In his book Institute of Fools, he wrote compassionately, engagingly, and observantly of the doctors and other patients; most of the latters were ordinary criminals feigning insanity in order to be sent to a mental hospital, because hospital was a "cushy number" as against prison camps. According to the President of the Independent Psychiatric Association of Russia Yuri Savenko, Nekipelov's book is a highly dramatic humane document, a fair story about the nest of Soviet punitive psychiatry, a mirror that psychiatrists always need to look into. However, according to Malcolm Lader, this book as an indictment of the Serbsky Institute hardly rises above tittle-tattle and gossip, and Nekipelov destroys his own credibility by presenting no real evidence but invariably putting the most sinister connotation on events.
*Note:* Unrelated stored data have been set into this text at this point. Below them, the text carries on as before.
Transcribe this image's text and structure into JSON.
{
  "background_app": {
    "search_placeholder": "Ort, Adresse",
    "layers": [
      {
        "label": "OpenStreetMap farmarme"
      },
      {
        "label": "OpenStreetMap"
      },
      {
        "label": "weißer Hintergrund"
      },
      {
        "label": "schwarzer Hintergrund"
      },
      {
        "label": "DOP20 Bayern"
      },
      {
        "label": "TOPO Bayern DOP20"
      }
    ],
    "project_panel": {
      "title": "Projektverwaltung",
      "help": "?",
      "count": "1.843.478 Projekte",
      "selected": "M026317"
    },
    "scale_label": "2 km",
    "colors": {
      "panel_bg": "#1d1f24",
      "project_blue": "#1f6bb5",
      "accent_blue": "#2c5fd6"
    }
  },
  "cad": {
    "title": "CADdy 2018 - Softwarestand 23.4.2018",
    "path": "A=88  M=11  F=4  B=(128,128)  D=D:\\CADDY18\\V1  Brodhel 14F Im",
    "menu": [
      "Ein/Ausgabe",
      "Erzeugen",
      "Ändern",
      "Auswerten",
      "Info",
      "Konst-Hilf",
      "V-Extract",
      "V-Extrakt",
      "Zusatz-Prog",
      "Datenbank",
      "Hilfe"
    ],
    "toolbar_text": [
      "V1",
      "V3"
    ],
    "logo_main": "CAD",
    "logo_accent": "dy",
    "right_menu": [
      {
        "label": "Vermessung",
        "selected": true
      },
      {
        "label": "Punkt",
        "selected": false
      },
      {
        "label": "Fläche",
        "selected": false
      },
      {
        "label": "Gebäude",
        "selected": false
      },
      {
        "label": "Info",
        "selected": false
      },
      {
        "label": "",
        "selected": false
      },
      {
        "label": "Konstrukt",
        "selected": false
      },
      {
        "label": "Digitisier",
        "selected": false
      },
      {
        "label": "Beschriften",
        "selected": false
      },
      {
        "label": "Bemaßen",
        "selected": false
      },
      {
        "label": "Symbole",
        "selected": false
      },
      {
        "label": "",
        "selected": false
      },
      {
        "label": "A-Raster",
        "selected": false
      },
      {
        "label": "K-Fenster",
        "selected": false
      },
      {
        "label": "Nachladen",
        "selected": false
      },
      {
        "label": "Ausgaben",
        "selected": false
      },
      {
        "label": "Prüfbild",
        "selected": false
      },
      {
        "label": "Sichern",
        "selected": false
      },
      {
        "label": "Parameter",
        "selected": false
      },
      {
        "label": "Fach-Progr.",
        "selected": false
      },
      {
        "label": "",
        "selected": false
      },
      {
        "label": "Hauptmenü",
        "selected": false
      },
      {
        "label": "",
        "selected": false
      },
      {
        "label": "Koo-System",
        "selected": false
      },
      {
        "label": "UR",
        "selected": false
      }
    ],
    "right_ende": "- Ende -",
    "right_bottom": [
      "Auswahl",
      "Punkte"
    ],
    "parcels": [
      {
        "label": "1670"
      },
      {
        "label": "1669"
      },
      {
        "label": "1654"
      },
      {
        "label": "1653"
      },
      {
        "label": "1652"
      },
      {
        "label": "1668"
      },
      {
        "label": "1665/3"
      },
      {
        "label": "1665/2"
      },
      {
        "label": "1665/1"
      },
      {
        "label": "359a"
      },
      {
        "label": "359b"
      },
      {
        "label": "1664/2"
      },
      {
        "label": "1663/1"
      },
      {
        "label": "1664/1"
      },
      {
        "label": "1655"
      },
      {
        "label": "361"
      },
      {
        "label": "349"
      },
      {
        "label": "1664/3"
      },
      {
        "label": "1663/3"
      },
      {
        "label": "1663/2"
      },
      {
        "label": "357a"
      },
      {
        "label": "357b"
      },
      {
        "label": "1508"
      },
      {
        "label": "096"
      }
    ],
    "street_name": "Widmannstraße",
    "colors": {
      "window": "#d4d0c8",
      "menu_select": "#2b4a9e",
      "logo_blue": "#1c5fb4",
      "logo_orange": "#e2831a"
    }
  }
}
After reading the book, Donetsk psychiatrist Pekhterev concluded that allegations against the psychiatrists sounded from the lips of a negligible but vociferous part of inmates who when surfeiting themselves with cakes pretended to be sufferers. According to the response by Robert van Voren, Pekhterev in his article condescendingly argues that the Serbsky Institute was not so bad place and that Nekipelov exaggerates and slanders it, but Pekhterev, by doing so, misses the main point: living conditions in the Serbsky Institute were not bad, those who passed through psychiatric examination there were in a certain sense "on holiday" in comparison with the living conditions of the Gulag; and all the same, everyone was aware that the Serbsky Institute was more than the "gates of hell" from where people were sent to specialized psychiatric hospitals in Chernyakhovsk, Dnepropetrovsk, Kazan, Blagoveshchensk, and that is not all. Their life was transformed to unimaginable horror with daily tortures by forced administration of drugs, beatings and other forms of punishment. Many went crazy, could not endure what was happening to them, some even died during the "treatment" (for example, a miner from Donetsk Alexey Nikitin). Many books and memoirs are written about the life in the psychiatric Gulag and every time when reading them a shiver seizes us.